During meetings and conventions—and despite format experimentation over the years—the “sage on the stage” model remains the primary mode of information dissemination; that is, a speaker or panel addresses an audience via one-way communication.
However, when that audience breaks into smaller think tank groups, or even teams of familiar peers, that cohesive feeling can shrink along with the group size, leaving some attendees feeling that little was accomplished or feeling just plain left out.
According to a recent Harvard Business Review analysis, such “meeting dysfunction” can occur for a variety of reasons, many recognizable from interactions with colleagues or even friend groups. Here’s an unpopular one: conversation hijacking, which happens when someone’s concerns are met with another person raising their own concerns. Then there’s failure to listen, annoying among friends but a major time waster when someone in a meeting asks a question that was answered 10 minutes before.
So what is the key to effective meetings? According to the Harvard analysis, it all boils down to curiosity. Following are six ways team leaders can use curiosity to engage their groups in productive conversation that leads to achieving shared objectives.
Define the Problem Before Trying to Solve it
Almost everyone is too ready to provide solutions. But a solutions-first, ask-questions-later approach rarely works because it leaves people feeling unheard and unseen. Instead, it’s often necessary to dig first to discover the degree, severity, or extent of a problem and clarify the challenge.
If you hear others ready to jump headfirst into solving, try to rein the group in by saying something like, “Before we solve, can we step back and fully define the problem? I’m curious how each of us would frame the problem in a sentence.”
Let Your Colleague Own the Story
Thinking we’re being empathetic, we often jump in with our own story and point of view. Instead of the speaker and their issue being the focus, our attention pivots to our own challenges and issues. Even if your situation is identical (a rare occurrence), refrain from saying, “Me too.” Instead, try, “I have encountered a similar situation. Happy to share that later. For now, I’d love to learn more about your specific thoughts.”
Defer Judgment
Criticism and praise, when offered constructively, have their place but they are also forms of judgment, especially when we rush into them. Feedback is important but judgment is the opposite of curiosity.
Instead, pause. Withhold your initial feedback (positive or negative), and remain open to learning, hearing other possibilities, and allowing the other person to feel seen and understood. Doing this creates “judgment free” zones allowing people to more safely express their true sentiments.

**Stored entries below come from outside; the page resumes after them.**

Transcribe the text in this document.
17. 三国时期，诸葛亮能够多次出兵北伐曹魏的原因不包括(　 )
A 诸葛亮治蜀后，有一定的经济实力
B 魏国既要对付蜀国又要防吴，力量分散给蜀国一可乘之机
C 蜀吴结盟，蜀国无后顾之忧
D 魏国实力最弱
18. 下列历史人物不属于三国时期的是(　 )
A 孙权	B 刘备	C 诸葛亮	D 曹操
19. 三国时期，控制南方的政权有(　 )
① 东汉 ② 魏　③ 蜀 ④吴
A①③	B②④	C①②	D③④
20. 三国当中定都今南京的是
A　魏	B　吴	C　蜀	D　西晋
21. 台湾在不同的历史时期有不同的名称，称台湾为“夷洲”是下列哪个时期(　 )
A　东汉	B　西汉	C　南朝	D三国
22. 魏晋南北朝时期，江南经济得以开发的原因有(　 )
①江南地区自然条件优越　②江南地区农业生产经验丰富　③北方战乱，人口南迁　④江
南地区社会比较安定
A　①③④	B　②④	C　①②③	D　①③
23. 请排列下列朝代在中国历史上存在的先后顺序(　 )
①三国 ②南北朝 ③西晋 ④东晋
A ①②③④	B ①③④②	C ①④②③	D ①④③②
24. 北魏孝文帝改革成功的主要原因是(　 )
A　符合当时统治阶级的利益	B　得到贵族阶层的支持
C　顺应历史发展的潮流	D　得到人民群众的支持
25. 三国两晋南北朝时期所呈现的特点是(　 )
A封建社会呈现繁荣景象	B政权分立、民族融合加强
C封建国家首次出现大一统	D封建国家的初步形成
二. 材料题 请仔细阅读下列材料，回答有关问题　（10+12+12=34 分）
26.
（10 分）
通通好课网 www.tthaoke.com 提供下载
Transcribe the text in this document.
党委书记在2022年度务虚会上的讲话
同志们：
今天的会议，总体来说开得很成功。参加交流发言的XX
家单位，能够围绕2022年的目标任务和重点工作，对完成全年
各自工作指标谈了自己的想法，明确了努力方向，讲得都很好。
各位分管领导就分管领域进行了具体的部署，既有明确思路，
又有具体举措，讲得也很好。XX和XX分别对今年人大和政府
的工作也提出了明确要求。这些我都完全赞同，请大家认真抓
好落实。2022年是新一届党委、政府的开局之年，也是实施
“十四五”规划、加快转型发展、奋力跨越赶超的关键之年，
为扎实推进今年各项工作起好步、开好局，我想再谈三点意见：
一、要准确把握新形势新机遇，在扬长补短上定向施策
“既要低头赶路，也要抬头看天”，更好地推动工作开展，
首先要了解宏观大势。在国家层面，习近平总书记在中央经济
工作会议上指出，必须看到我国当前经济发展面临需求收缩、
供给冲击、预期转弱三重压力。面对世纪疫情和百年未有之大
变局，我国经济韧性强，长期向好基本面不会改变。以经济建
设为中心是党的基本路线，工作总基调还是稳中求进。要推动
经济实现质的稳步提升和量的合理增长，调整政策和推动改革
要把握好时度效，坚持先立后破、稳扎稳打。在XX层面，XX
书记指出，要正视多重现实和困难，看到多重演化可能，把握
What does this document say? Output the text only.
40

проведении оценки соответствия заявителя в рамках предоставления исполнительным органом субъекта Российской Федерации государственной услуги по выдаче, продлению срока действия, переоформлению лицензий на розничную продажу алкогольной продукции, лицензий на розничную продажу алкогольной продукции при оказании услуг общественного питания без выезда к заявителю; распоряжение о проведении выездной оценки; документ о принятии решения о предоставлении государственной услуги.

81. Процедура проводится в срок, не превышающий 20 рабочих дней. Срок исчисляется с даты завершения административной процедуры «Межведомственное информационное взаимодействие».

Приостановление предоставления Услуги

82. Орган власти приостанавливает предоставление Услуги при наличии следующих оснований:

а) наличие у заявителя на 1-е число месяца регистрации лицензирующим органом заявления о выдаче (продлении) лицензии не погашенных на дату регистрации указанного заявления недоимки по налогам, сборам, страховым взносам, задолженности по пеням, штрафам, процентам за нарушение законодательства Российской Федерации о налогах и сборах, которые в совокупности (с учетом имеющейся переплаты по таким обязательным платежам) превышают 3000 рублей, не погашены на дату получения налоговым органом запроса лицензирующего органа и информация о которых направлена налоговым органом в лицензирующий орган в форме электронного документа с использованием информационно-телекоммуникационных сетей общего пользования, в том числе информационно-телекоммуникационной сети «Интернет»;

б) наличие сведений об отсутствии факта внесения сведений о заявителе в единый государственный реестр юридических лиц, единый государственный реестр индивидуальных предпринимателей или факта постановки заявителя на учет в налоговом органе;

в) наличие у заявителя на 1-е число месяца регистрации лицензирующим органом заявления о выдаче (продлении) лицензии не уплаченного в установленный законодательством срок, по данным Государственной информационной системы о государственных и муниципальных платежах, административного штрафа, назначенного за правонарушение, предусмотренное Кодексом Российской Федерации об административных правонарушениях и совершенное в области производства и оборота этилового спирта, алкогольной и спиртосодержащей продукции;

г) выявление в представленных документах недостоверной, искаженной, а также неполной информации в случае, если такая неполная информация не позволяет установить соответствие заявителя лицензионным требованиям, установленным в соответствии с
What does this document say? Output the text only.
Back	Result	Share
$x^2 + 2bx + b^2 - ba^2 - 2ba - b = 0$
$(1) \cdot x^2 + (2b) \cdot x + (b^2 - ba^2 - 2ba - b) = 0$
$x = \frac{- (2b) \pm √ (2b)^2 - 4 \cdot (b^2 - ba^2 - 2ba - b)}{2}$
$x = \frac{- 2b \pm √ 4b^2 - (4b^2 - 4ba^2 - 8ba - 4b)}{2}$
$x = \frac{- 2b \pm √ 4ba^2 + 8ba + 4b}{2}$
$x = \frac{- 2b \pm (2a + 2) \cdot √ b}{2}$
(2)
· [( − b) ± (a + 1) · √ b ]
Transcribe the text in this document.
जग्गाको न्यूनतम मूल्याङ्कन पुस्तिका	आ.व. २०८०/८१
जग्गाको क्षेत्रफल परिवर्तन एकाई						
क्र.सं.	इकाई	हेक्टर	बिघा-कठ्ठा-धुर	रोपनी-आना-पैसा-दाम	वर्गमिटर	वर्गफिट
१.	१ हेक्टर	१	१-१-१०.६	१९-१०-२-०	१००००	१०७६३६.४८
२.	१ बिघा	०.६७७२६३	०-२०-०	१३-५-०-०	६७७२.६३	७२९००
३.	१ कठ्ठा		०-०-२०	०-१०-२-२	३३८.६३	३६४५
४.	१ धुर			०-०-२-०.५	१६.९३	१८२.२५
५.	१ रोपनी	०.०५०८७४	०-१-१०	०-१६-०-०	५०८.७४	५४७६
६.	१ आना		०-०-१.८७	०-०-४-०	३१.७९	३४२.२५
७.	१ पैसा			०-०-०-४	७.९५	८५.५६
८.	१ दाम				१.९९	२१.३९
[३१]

Two simple words can help with this: “Say more.” Others are then more likely to share what’s truly on their mind rather than give what many refer to in the business world as a watermelon: green (all good) on the outside and red (festering) on the inside.
Note Your Emotions
Carelessly expressing our unfiltered emotions can stop a conversation cold, while suppressing them can frustrate us. Instead of bubbling up with emotions that can impede good communication—anger, frustration, sarcasm, even humor—take an internal temperature of how you feel.
If you want to be curious, you need to avoid hiding behind the masks of humor or sarcasm. Ask yourself what positive end will be served with sarcastic phrases like “You think?” “You don’t say!” and “I’ve never heard that before.” When the problem is managing our emotions instead of managing the room, keeping unfiltered emotions out leaves us free to tackle the real problems.
Make Space for Others’ Feelings
This may seem counterintuitive to the previous point, but even as we seek to make our communications non-emotional, not everyone will. Try to avoid minimizing the concerns of others. When someone expresses a valid grievance, like “We keep repeating questions that have already been asked,” don’t respond with a non-statement like “At least we’re asking questions.”
Instead, say “Sounds like that’s frustrating.” Your team member or colleague will feel heard and free to provide specifics on the behavior in question instead of clamming up because, apparently, you don’t think there’s a problem.
Listen to Learn
It takes time and effort to make good decisions and solve real problems. Wanting immediate feel-good results frustrates more often than it reassures. Reassurances often boomerang in the opposite direction of their intended goal by raising the speaker’s anxiety as they feel misunderstood. Instead of reassurances like “don’t worry,” make sure you hear and understand the message with an aim to learn more.
When difficult topics are skirted and left festering, team members might find an outlet in unhealthy side conversations outside the room, not directly with the pertinent people. But by tuning into each other with curiosity and curbing the desire to immediately solve, you learn to work better together and become a team invested in a shared outcome rather than individual agendas.